Bu tutumlara örnek olarak aile içinde sözelleştirmenin yetersiz olması,
dürtüsel davranış örüntüsünün bulunması, gergin ve çatışmalı bir ortamın
varlığı, toplumsal desteğin eksik olması, aile içinde ödüllendirmenin yetersiz
oluşu gösterilebilir.
Anne ve babanın çocuklara
verdiği mesajların farklı ve süreklilikten yoksun hale gelmesi ile birlikte
bağımlılığa giden yol kaçınılmaz hale gelmektedir.

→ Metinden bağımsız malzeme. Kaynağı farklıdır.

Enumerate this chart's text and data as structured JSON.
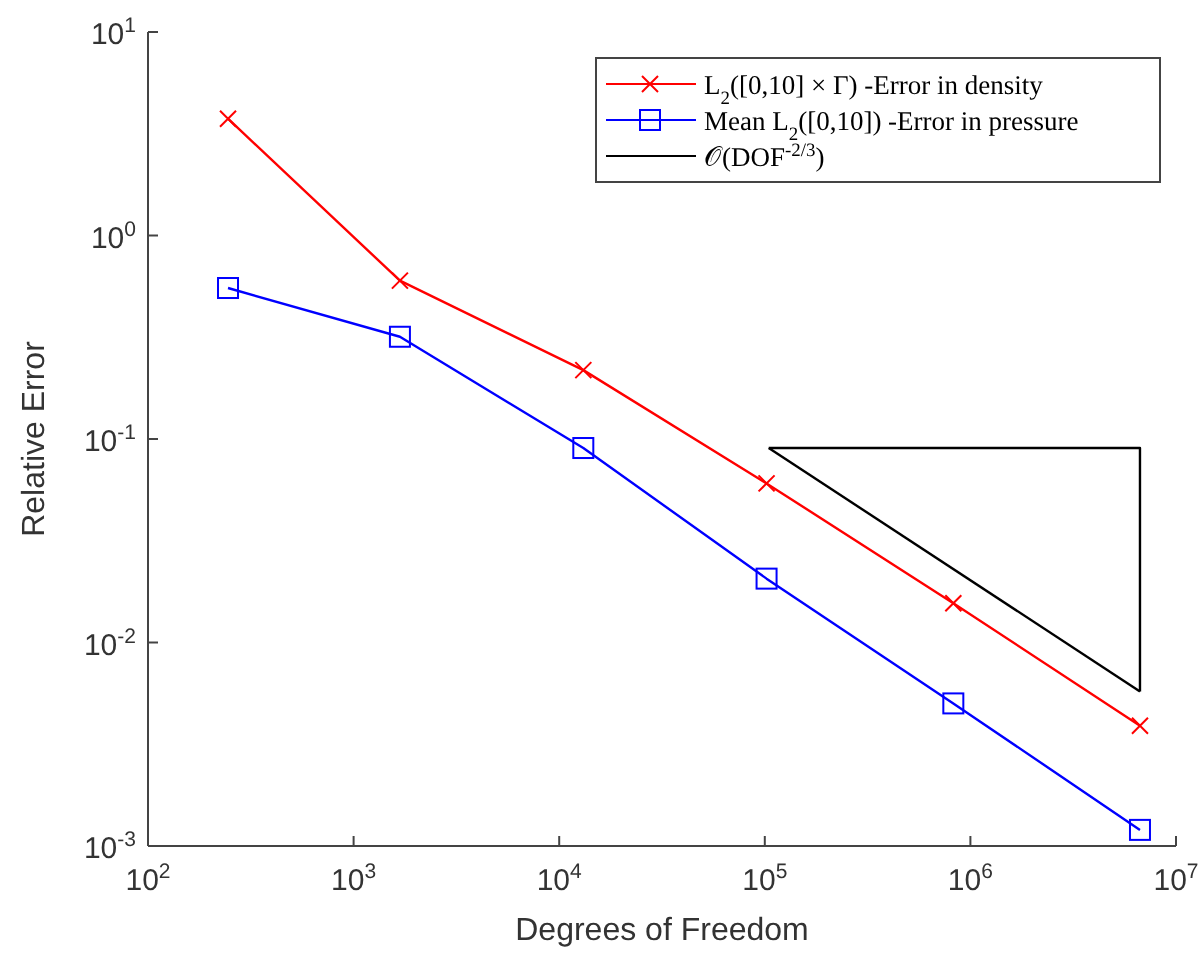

Ayrıca ailenin maddelere karşı olan tutumu bu konuda gencin
davranışlarını belirlemede çok etkin olmaktadır. Örneğin, anne babanın alkol
veya çeşitli ilaçları kullanma alışkanlıkları, çeşitli sorunlarla
karşılaştıklarında bunları çözmede kullandıkları başa çıkma yolları, ileride
gencin de sorunlar ile karşılaştığında bunlarla başa çıkmak için çeşitli
maddeleri kullanmasında anne babayı örnek almasına neden olabilmektedir.

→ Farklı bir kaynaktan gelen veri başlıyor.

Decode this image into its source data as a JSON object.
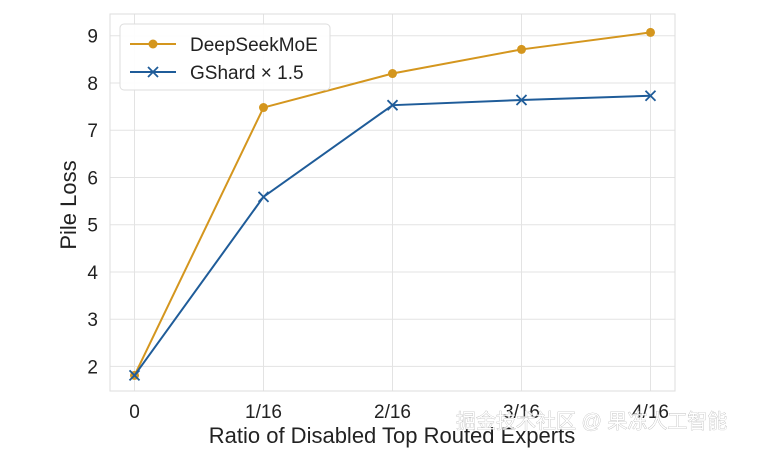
{
  "chart_data": {
    "type": "line",
    "title": "",
    "xlabel": "Ratio of Disabled Top Routed Experts",
    "ylabel": "Pile Loss",
    "categories": [
      "0",
      "1/16",
      "2/16",
      "3/16",
      "4/16"
    ],
    "x": [
      0,
      1,
      2,
      3,
      4
    ],
    "xlim": [
      -0.19,
      4.19
    ],
    "ylim": [
      1.48,
      9.46
    ],
    "yticks": [
      2,
      3,
      4,
      5,
      6,
      7,
      8,
      9
    ],
    "grid": true,
    "legend_position": "top-left",
    "series": [
      {
        "name": "DeepSeekMoE",
        "color": "#D4961E",
        "marker": "circle",
        "values": [
          1.81,
          7.48,
          8.2,
          8.71,
          9.07
        ]
      },
      {
        "name": "GShard × 1.5",
        "color": "#1F5C99",
        "marker": "x",
        "values": [
          1.81,
          5.59,
          7.53,
          7.64,
          7.73
        ]
      }
    ]
  },
  "watermark": "掘金技术社区 @ 果冻人工智能"
}
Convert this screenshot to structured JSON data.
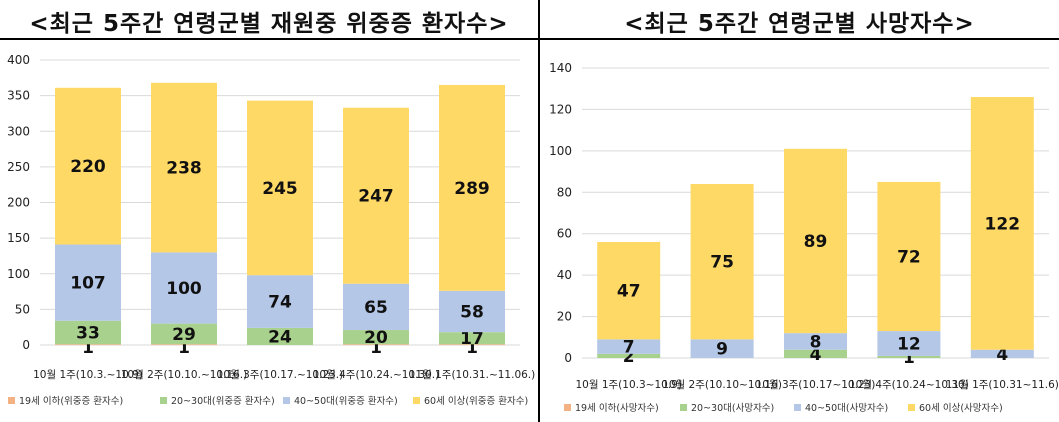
{
  "chart_data": [
    {
      "type": "bar",
      "stacked": true,
      "title": "<최근 5주간 연령군별 재원중 위중증 환자수>",
      "categories": [
        "10월 1주(10.3.~10.9)",
        "10월 2주(10.10.~10.16.)",
        "10월 3주(10.17.~10.23.)",
        "10월 4주(10.24.~10.30.)",
        "11월 1주(10.31.~11.06.)"
      ],
      "ylim": [
        0,
        400
      ],
      "yticks": [
        0,
        50,
        100,
        150,
        200,
        250,
        300,
        350,
        400
      ],
      "grid": true,
      "legend_position": "bottom",
      "series": [
        {
          "name": "19세 이하(위중증 환자수)",
          "color": "#f4b183",
          "values": [
            1,
            1,
            0,
            1,
            1
          ],
          "labels": [
            "1",
            "1",
            "",
            "1",
            "1"
          ]
        },
        {
          "name": "20~30대(위중증 환자수)",
          "color": "#a9d18e",
          "values": [
            33,
            29,
            24,
            20,
            17
          ],
          "labels": [
            "33",
            "29",
            "24",
            "20",
            "17"
          ]
        },
        {
          "name": "40~50대(위중증 환자수)",
          "color": "#b4c7e7",
          "values": [
            107,
            100,
            74,
            65,
            58
          ],
          "labels": [
            "107",
            "100",
            "74",
            "65",
            "58"
          ]
        },
        {
          "name": "60세 이상(위중증 환자수)",
          "color": "#ffd966",
          "values": [
            220,
            238,
            245,
            247,
            289
          ],
          "labels": [
            "220",
            "238",
            "245",
            "247",
            "289"
          ]
        }
      ]
    },
    {
      "type": "bar",
      "stacked": true,
      "title": "<최근 5주간 연령군별 사망자수>",
      "categories": [
        "10월 1주(10.3~10.9)",
        "10월 2주(10.10~10.16)",
        "10월 3주(10.17~10.23)",
        "10월 4주(10.24~10.30)",
        "11월 1주(10.31~11.6)"
      ],
      "ylim": [
        0,
        140
      ],
      "yticks": [
        0,
        20,
        40,
        60,
        80,
        100,
        120,
        140
      ],
      "grid": true,
      "legend_position": "bottom",
      "series": [
        {
          "name": "19세 이하(사망자수)",
          "color": "#f4b183",
          "values": [
            0,
            0,
            0,
            0,
            0
          ],
          "labels": [
            "",
            "",
            "",
            "",
            ""
          ]
        },
        {
          "name": "20~30대(사망자수)",
          "color": "#a9d18e",
          "values": [
            2,
            0,
            4,
            1,
            0
          ],
          "labels": [
            "2",
            "",
            "4",
            "1",
            ""
          ]
        },
        {
          "name": "40~50대(사망자수)",
          "color": "#b4c7e7",
          "values": [
            7,
            9,
            8,
            12,
            4
          ],
          "labels": [
            "7",
            "9",
            "8",
            "12",
            "4"
          ]
        },
        {
          "name": "60세 이상(사망자수)",
          "color": "#ffd966",
          "values": [
            47,
            75,
            89,
            72,
            122
          ],
          "labels": [
            "47",
            "75",
            "89",
            "72",
            "122"
          ]
        }
      ]
    }
  ]
}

Anne babanın çocukla ya da kendi aralarında
kronik çatışmaların bulunmasının da madde kullanmaya başlamada önemli bir rolü
vardır. Kronik çatışmalar sonucunda sürekli olarak olumsuz duyguların ifade
edilmesi, aile bağlarının kuvvetli olmaması gibi anne-baba ve çocuk arasındaki
ilişkinin kalitesini belirleyen etmenler de madde kullanımı ile ilişkili olarak
gözükmektedir.
Çoğunlukla olumsuz duyguların ifade edildiği, sözel ödüllendirmenin
eksik olduğu ailelerde yetişen çocukların, daha az kendine güvenli oldukları ve
madde kullanımı karşısında da aynı şekilde güvensiz davranışları sonucunda
‘hayır’ diyemedikleri belirtilmektedir.
Bir diğer önemli etmen ise,
ailenin çocuğuna anne-babalık yapma biçimidir. Anne-baba çocuk ilişkisinin
niteliği, çocuğun topluma uyum becerilerini belirlemektedir. Çocuğun
gelişiminde, anne-baba tutumunun besleyici, destekleyici, denetleyici öğeleri
ve niteliği gencin ve daha sonra erişkinin davranışının alacağı yönün
belirlenmesinde önemli bir güç oluşturmaktadır. Anne-babalık yapma biçiminin
niteliğini belirleyen davranışlara örnek olarak çocuktan kapasitesine uygun
yapabileceği isteklerde bulunulması, bazı kuralların konulması, disiplin
yöntemleri, aile desteği verilebilir.
Anne ve babanın boşanması, ayrı
yaşaması gibi aile bütünlüğünü bozan etkenler de uyuşturucu kullanımı için
önemli risk etkenleri olarak bulunmuştur. Yapılan araştırmalarda uyuşturucu
madde bağımlılarının %50’den fazlasının boşanmış ailelerden geldikleri
saptanmıştır.
Madde kullanımı ve aile ilişkisi ile ilgili bilimsel literatür
incelendiğinde, ailenin kişinin uyuşturucu madde kullanmaya başlamasındaki rolü
üzerinde ağırlıklı olarak durulduğu, aile içinde bağımlı bir kişinin varlığının
ailenin diğer üyelerini etkileme şekillerinin göz ardı edildiği göze
çarpmaktadır. Ancak madde kullanımının
sonuçta tüm aileyi etkilediği ve bu kişilerde de çeşitli ruhsal ve sosyal
etkilerde bulunduğu unutulmamalıdır.